There is something strangely, indescribably fitting in the allusion that compares Hitchens to a morally insane woman who murders the man she loves (at least as Salome tells the story), but after that Kinsley doesn’t do very well. Except for the abortion bit, there is nothing particularly interesting about any of these things. They only seem strange if you believe that to acknowledge Jewish ancestry entails a duty to become Zionist or if you think being on the left entails supporting Democratic politicians and opposing aggressive war, which hard-core leftists of Hitchens’ sort have never believed.
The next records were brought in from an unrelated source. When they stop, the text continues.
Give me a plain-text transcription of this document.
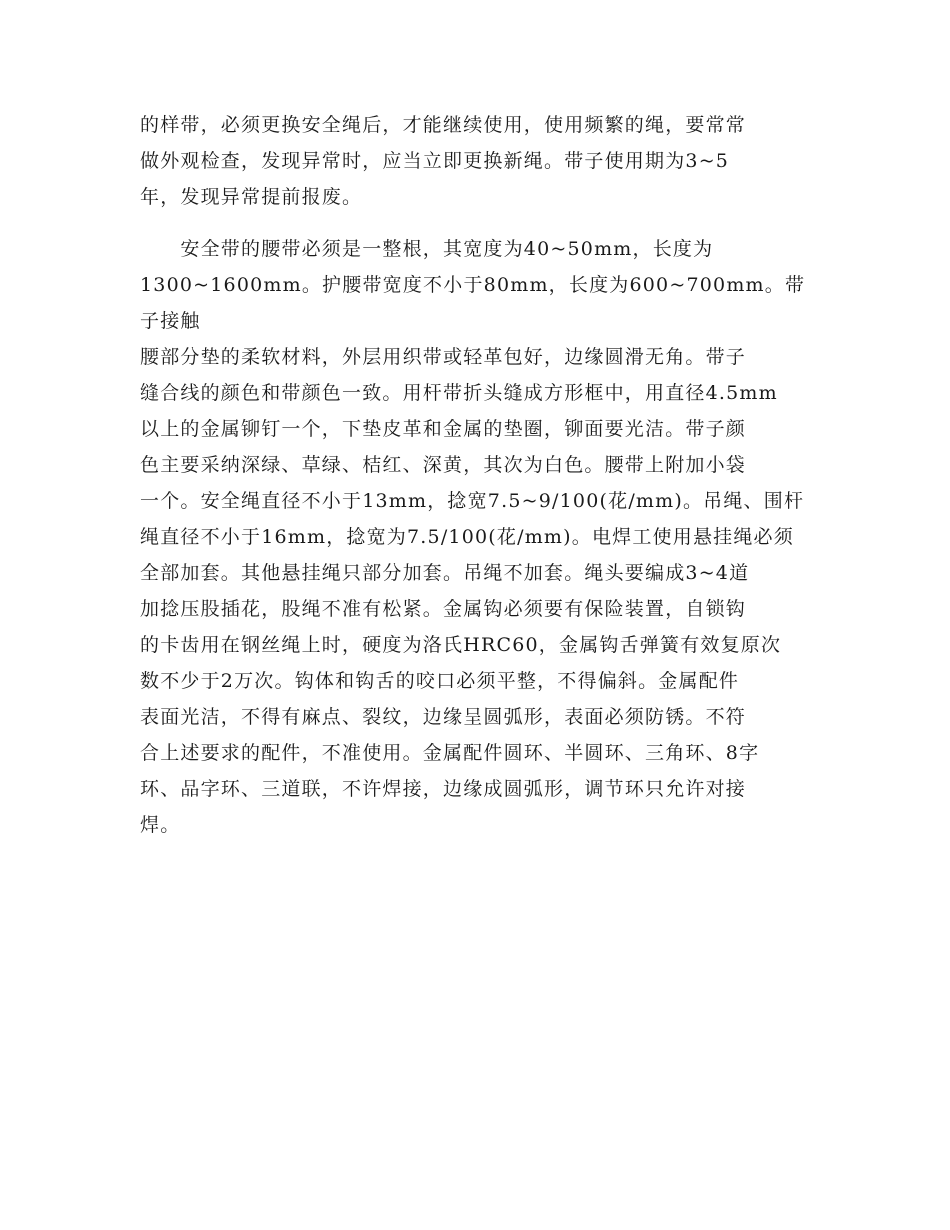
的样带，必须更换安全绳后，才能继续使用，使用频繁的绳，要常常
做外观检查，发现异常时，应当立即更换新绳。带子使用期为3~5
年，发现异常提前报废。

　　安全带的腰带必须是一整根，其宽度为40~50mm，长度为
1300~1600mm。护腰带宽度不小于80mm，长度为600~700mm。带子接触
腰部分垫的柔软材料，外层用织带或轻革包好，边缘圆滑无角。带子
缝合线的颜色和带颜色一致。用杆带折头缝成方形框中，用直径4.5mm
以上的金属铆钉一个，下垫皮革和金属的垫圈，铆面要光洁。带子颜
色主要采纳深绿、草绿、桔红、深黄，其次为白色。腰带上附加小袋
一个。安全绳直径不小于13mm，捻宽7.5~9/100(花/mm)。吊绳、围杆
绳直径不小于16mm，捻宽为7.5/100(花/mm)。电焊工使用悬挂绳必须
全部加套。其他悬挂绳只部分加套。吊绳不加套。绳头要编成3~4道
加捻压股插花，股绳不准有松紧。金属钩必须要有保险装置，自锁钩
的卡齿用在钢丝绳上时，硬度为洛氏HRC60，金属钩舌弹簧有效复原次
数不少于2万次。钩体和钩舌的咬口必须平整，不得偏斜。金属配件
表面光洁，不得有麻点、裂纹，边缘呈圆弧形，表面必须防锈。不符
合上述要求的配件，不准使用。金属配件圆环、半圆环、三角环、8字
环、品字环、三道联，不许焊接，边缘成圆弧形，调节环只允许对接
焊。
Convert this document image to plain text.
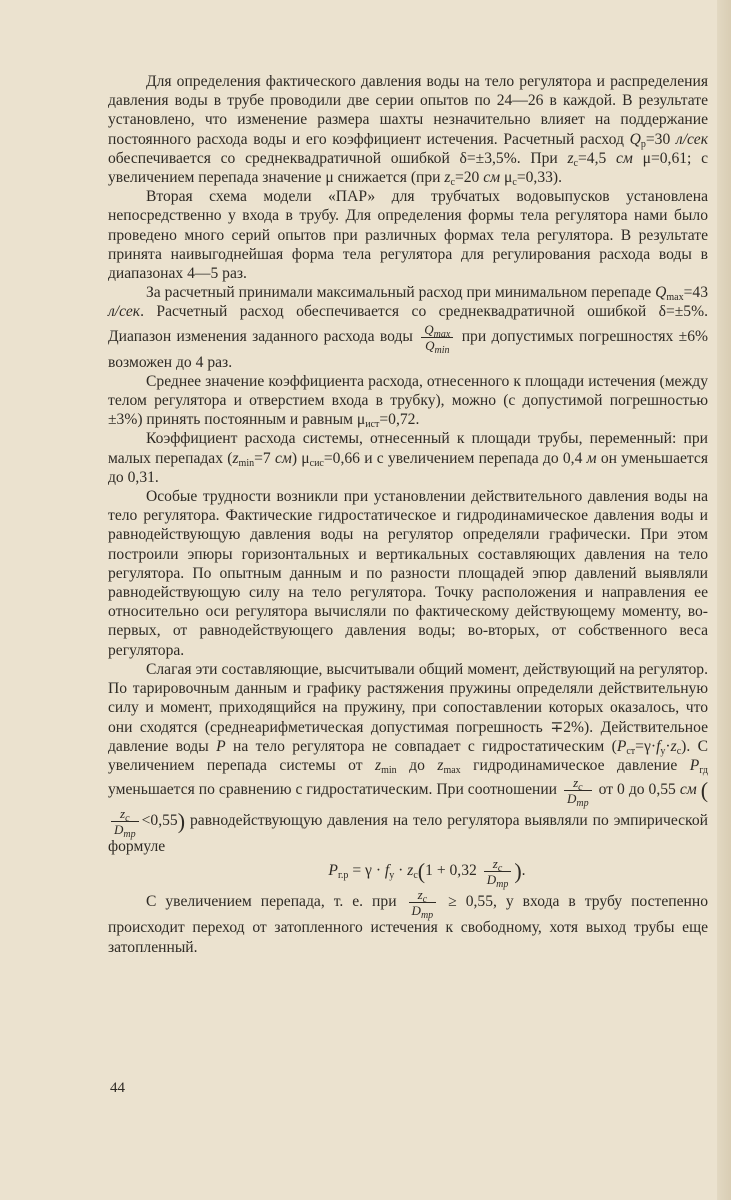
Для определения фактического давления воды на тело регулятора и распределения давления воды в трубе проводили две серии опытов по 24—26 в каждой. В результате установлено, что изменение размера шахты незначительно влияет на поддержание постоянного расхода воды и его коэффициент истечения. Расчетный расход $Q_р=30$ л/сек обеспечивается со среднеквадратичной ошибкой δ=±3,5%. При $z_с=4,5$ см μ=0,61; с увеличением перепада значение μ снижается (при $z_с=20$ см $\mu_с=0,33$).

Вторая схема модели «ПАР» для трубчатых водовыпусков установлена непосредственно у входа в трубу. Для определения формы тела регулятора нами было проведено много серий опытов при различных формах тела регулятора. В результате принята наивыгоднейшая форма тела регулятора для регулирования расхода воды в диапазонах 4—5 раз.

За расчетный принимали максимальный расход при минимальном перепаде $Q_{max}=43$ л/сек. Расчетный расход обеспечивается со среднеквадратичной ошибкой δ=±5%. Диапазон изменения заданного расхода воды $\frac{Q_{max}}{Q_{min}}$ при допустимых погрешностях ±6% возможен до 4 раз.

Среднее значение коэффициента расхода, отнесенного к площади истечения (между телом регулятора и отверстием входа в трубку), можно (с допустимой погрешностью ±3%) принять постоянным и равным $\mu_{ист}=0,72$.

Коэффициент расхода системы, отнесенный к площади трубы, переменный: при малых перепадах ($z_{min}=7$ см) $\mu_{сис}=0,66$ и с увеличением перепада до 0,4 м он уменьшается до 0,31.

Особые трудности возникли при установлении действительного давления воды на тело регулятора. Фактические гидростатическое и гидродинамическое давления воды и равнодействующую давления воды на регулятор определяли графически. При этом построили эпюры горизонтальных и вертикальных составляющих давления на тело регулятора. По опытным данным и по разности площадей эпюр давлений выявляли равнодействующую силу на тело регулятора. Точку расположения и направления ее относительно оси регулятора вычисляли по фактическому действующему моменту, во-первых, от равнодействующего давления воды; во-вторых, от собственного веса регулятора.

Слагая эти составляющие, высчитывали общий момент, действующий на регулятор. По тарировочным данным и графику растяжения пружины определяли действительную силу и момент, приходящийся на пружину, при сопоставлении которых оказалось, что они сходятся (среднеарифметическая допустимая погрешность ∓2%). Действительное давление воды P на тело регулятора не совпадает с гидростатическим $(P_{ст}=\gamma\cdot f_у\cdot z_с)$. С увеличением перепада системы от $z_{min}$ до $z_{max}$ гидродинамическое давление $P_{гд}$ уменьшается по сравнению с гидростатическим. При соотношении $\frac{z_с}{D_{тр}}$ от 0 до 0,55 см (
$\frac{z_с}{D_{тр}} <0,55$) равнодействующую давления на тело регулятора выявляли по эмпирической формуле

$P_{г.р} = \gamma \cdot f_у \cdot z_с(1 + 0,32 \frac{z_с}{D_{тр}}$ ).

С увеличением перепада, т. е. при $\frac{z_с}{D_{тр}} \ge 0,55$, у входа в трубу постепенно происходит переход от затопленного истечения к свободному, хотя выход трубы еще затопленный.

44
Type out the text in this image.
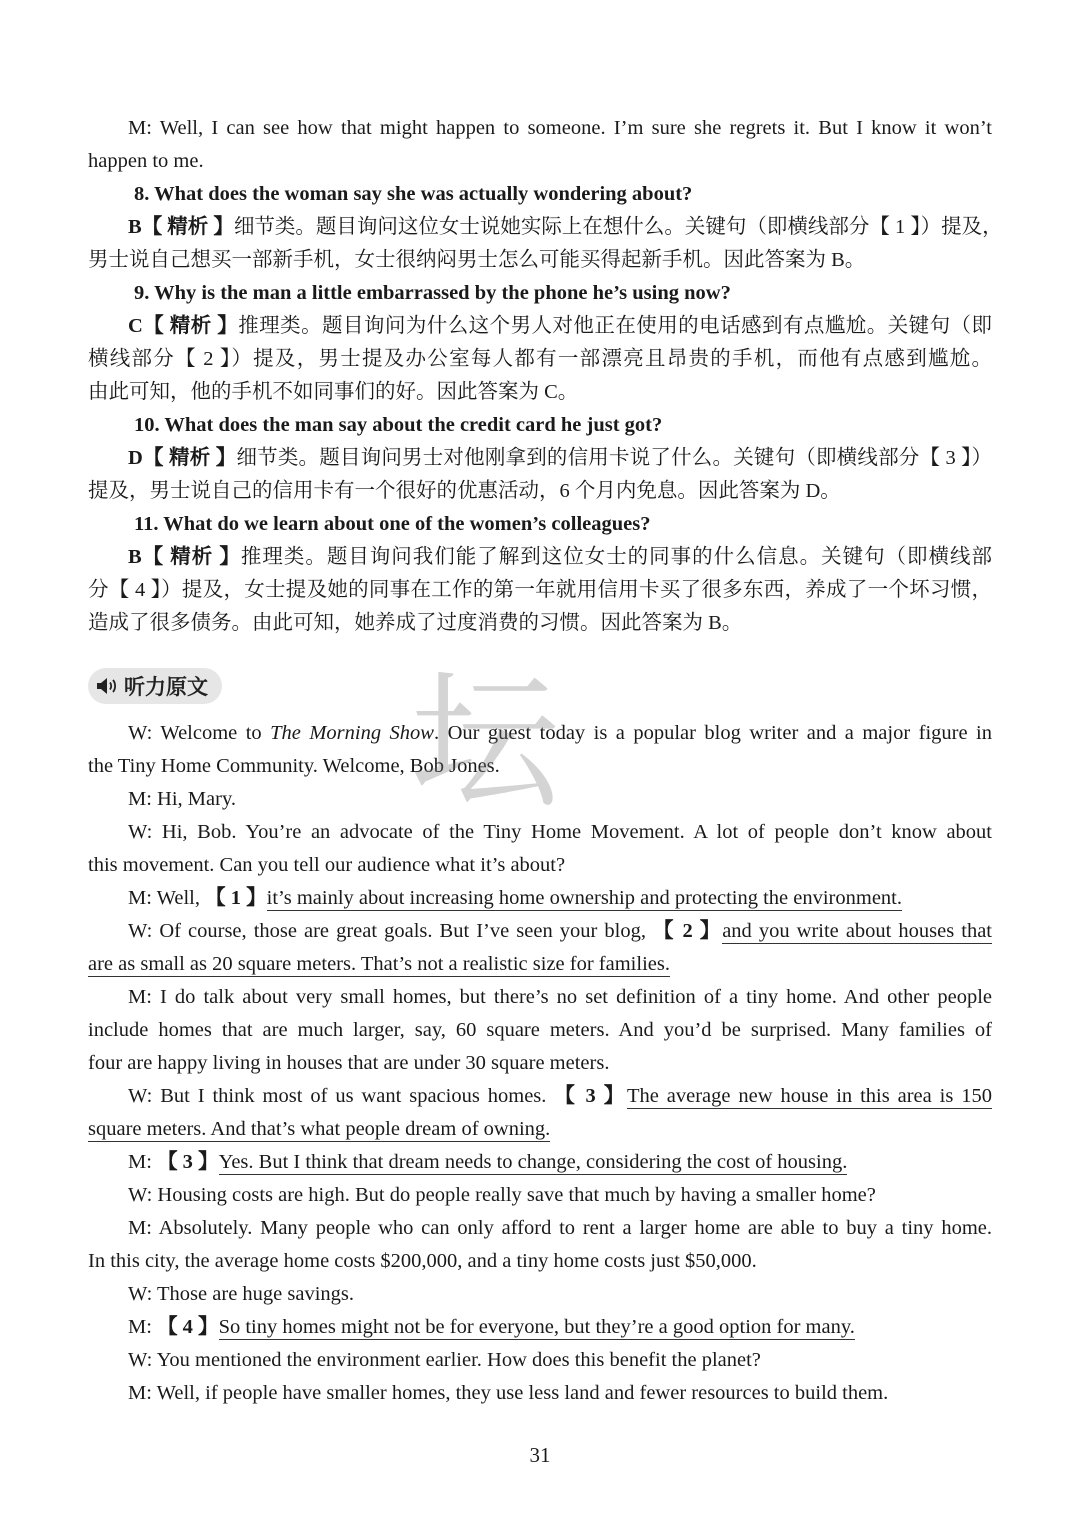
M: Well, I can see how that might happen to someone. I’m sure she regrets it. But I know it won’t
happen to me.
8. What does the woman say she was actually wondering about?
B【 精析 】细节类。题目询问这位女士说她实际上在想什么。关键句（即横线部分【 1 】）提及，
男士说自己想买一部新手机，女士很纳闷男士怎么可能买得起新手机。因此答案为 B。
9. Why is the man a little embarrassed by the phone he’s using now?
C【 精析 】推理类。题目询问为什么这个男人对他正在使用的电话感到有点尴尬。关键句（即
横线部分【 2 】）提及，男士提及办公室每人都有一部漂亮且昂贵的手机，而他有点感到尴尬。
由此可知，他的手机不如同事们的好。因此答案为 C。
10. What does the man say about the credit card he just got?
D【 精析 】细节类。题目询问男士对他刚拿到的信用卡说了什么。关键句（即横线部分【 3 】）
提及，男士说自己的信用卡有一个很好的优惠活动，6 个月内免息。因此答案为 D。
11. What do we learn about one of the women’s colleagues?
B【 精析 】推理类。题目询问我们能了解到这位女士的同事的什么信息。关键句（即横线部
分【 4 】）提及，女士提及她的同事在工作的第一年就用信用卡买了很多东西，养成了一个坏习惯，
造成了很多债务。由此可知，她养成了过度消费的习惯。因此答案为 B。
听力原文
W: Welcome to The Morning Show. Our guest today is a popular blog writer and a major figure in
the Tiny Home Community. Welcome, Bob Jones.
M: Hi, Mary.
W: Hi, Bob. You’re an advocate of the Tiny Home Movement. A lot of people don’t know about
this movement. Can you tell our audience what it’s about?
M: Well, 【 1 】it’s mainly about increasing home ownership and protecting the environment.
W: Of course, those are great goals. But I’ve seen your blog, 【 2 】and you write about houses that
are as small as 20 square meters. That’s not a realistic size for families.
M: I do talk about very small homes, but there’s no set definition of a tiny home. And other people
include homes that are much larger, say, 60 square meters. And you’d be surprised. Many families of
four are happy living in houses that are under 30 square meters.
W: But I think most of us want spacious homes. 【 3 】The average new house in this area is 150
square meters. And that’s what people dream of owning.
M: 【 3 】Yes. But I think that dream needs to change, considering the cost of housing.
W: Housing costs are high. But do people really save that much by having a smaller home?
M: Absolutely. Many people who can only afford to rent a larger home are able to buy a tiny home.
In this city, the average home costs $200,000, and a tiny home costs just $50,000.
W: Those are huge savings.
M: 【 4 】So tiny homes might not be for everyone, but they’re a good option for many.
W: You mentioned the environment earlier. How does this benefit the planet?
M: Well, if people have smaller homes, they use less land and fewer resources to build them.
坛
31
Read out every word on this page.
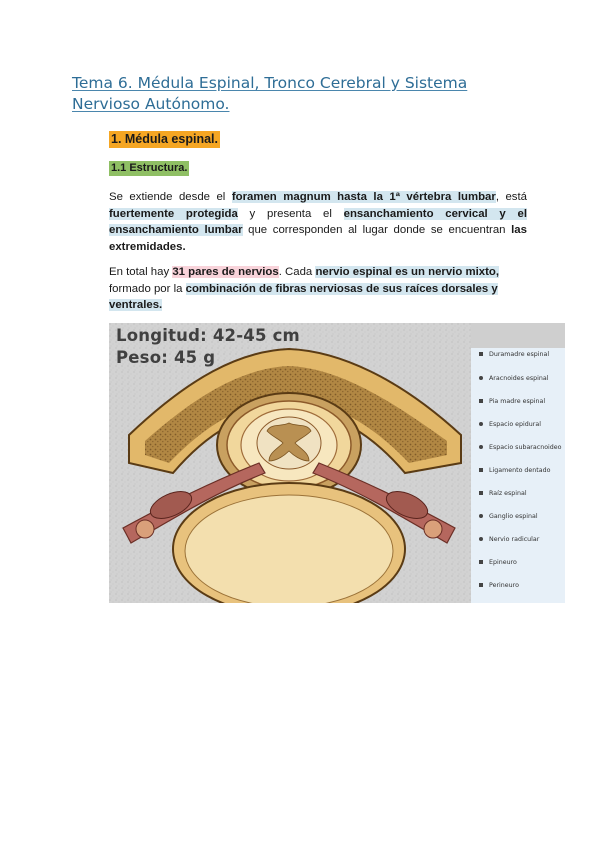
Tema 6. Médula Espinal, Tronco Cerebral y Sistema Nervioso Autónomo.
1. Médula espinal.
1.1 Estructura.

Se extiende desde el foramen magnum hasta la 1ª vértebra lumbar, está fuertemente protegida y presenta el ensanchamiento cervical y el ensanchamiento lumbar que corresponden al lugar donde se encuentran las extremidades.

En total hay 31 pares de nervios. Cada nervio espinal es un nervio mixto, formado por la combinación de fibras nerviosas de sus raíces dorsales y ventrales.

Longitud: 42-45 cm
Peso: 45 g	Duramadre espinal
Aracnoides espinal
Pia madre espinal
Espacio epidural
Espacio subaracnoideo
Ligamento dentado
Raíz espinal
Ganglio espinal
Nervio radicular
Epineuro
Perineuro
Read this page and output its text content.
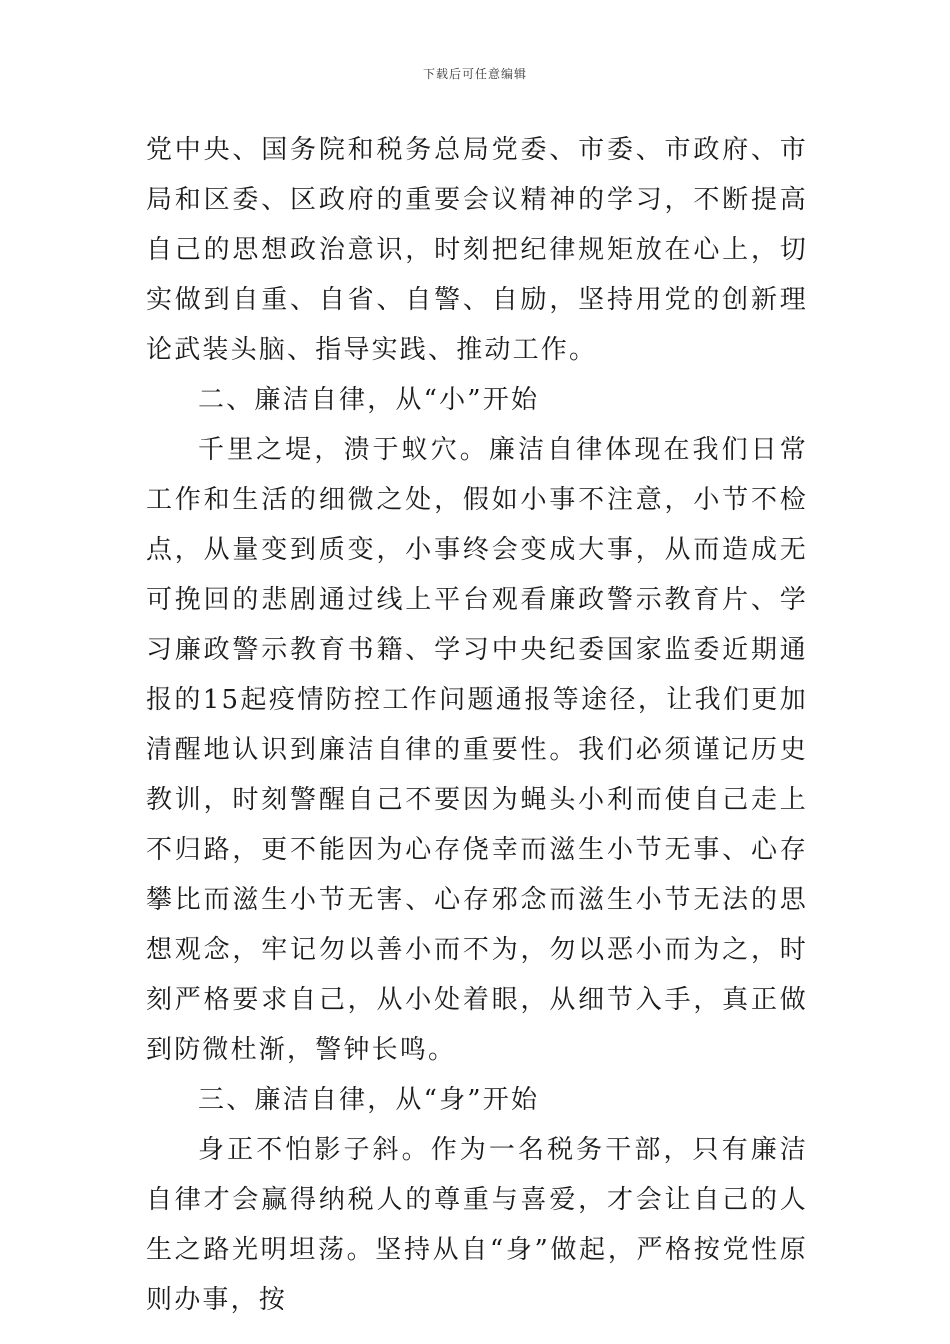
下载后可任意编辑

党中央、国务院和税务总局党委、市委、市政府、市局和区委、区政府的重要会议精神的学习，不断提高自己的思想政治意识，时刻把纪律规矩放在心上，切实做到自重、自省、自警、自励，坚持用党的创新理论武装头脑、指导实践、推动工作。

二、廉洁自律，从“小”开始

千里之堤，溃于蚁穴。廉洁自律体现在我们日常工作和生活的细微之处，假如小事不注意，小节不检点，从量变到质变，小事终会变成大事，从而造成无可挽回的悲剧通过线上平台观看廉政警示教育片、学习廉政警示教育书籍、学习中央纪委国家监委近期通报的15起疫情防控工作问题通报等途径，让我们更加清醒地认识到廉洁自律的重要性。我们必须谨记历史教训，时刻警醒自己不要因为蝇头小利而使自己走上不归路，更不能因为心存侥幸而滋生小节无事、心存攀比而滋生小节无害、心存邪念而滋生小节无法的思想观念，牢记勿以善小而不为，勿以恶小而为之，时刻严格要求自己，从小处着眼，从细节入手，真正做到防微杜渐，警钟长鸣。

三、廉洁自律，从“身”开始

身正不怕影子斜。作为一名税务干部，只有廉洁自律才会赢得纳税人的尊重与喜爱，才会让自己的人生之路光明坦荡。坚持从自“身”做起，严格按党性原则办事，按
Is it strange or “interesting!!!” that a man who venerates the memory of Leon Trotsky should be disgusted by the legendary centrist triangulator and ultimate politician of convenience? Hitchens has quite open admiration for the Bolshevik murderer, so he could hardly be impressed by the milquetoast liberalism of Clinton. I remember how much he hated Clinton’s attack on the Sudan, not so much because he opposed military adventurism (he quite likes it) or random violence against civilians (if it’s in a “good” cause, he’s not bothered) but because I think he saw it simply as Westerners beating up on a Third World country. His loathing of the West at that time seems to have outweighed his loathing of Islam, but recent years have managed to make them about the same. As tempting as it might be to make his Trotsky admiration into an explanation for why he embraced the Iraq war, that certainly doesn’t do it justice. Hitchens has long been obsessed about the Kurds, just as any good leftist should be (sympathy for the Kurds unites such diverse lefties as Peretz and George Galloway), and this has coloured his entire view of Iraq policy; he wrote, no doubt quite seriously, of the “anti-fascist” character of the Iraq war. In fact, the only thing remarkable about Hitchens’ support for the Iraq war is that he should be one of the very few leftists who still support it in one way or another. Hitchens has remained faithful to the export of revolution and death to a degree that makes him seem strange and unpredictable to liberals who have suddenly discovered their inner realist only after a Republican has embarked on a classic liberal interventionist project. Hitchens’ grim, remorseless consistency on killing people for their own good reveals the opportunism and rather crass partisan reflexes of so many center-left war critics. If it has aligned him more with the neocons, this is simply because they also routinely agree with interventionist wars regardless of the party affiliation of the President launching them.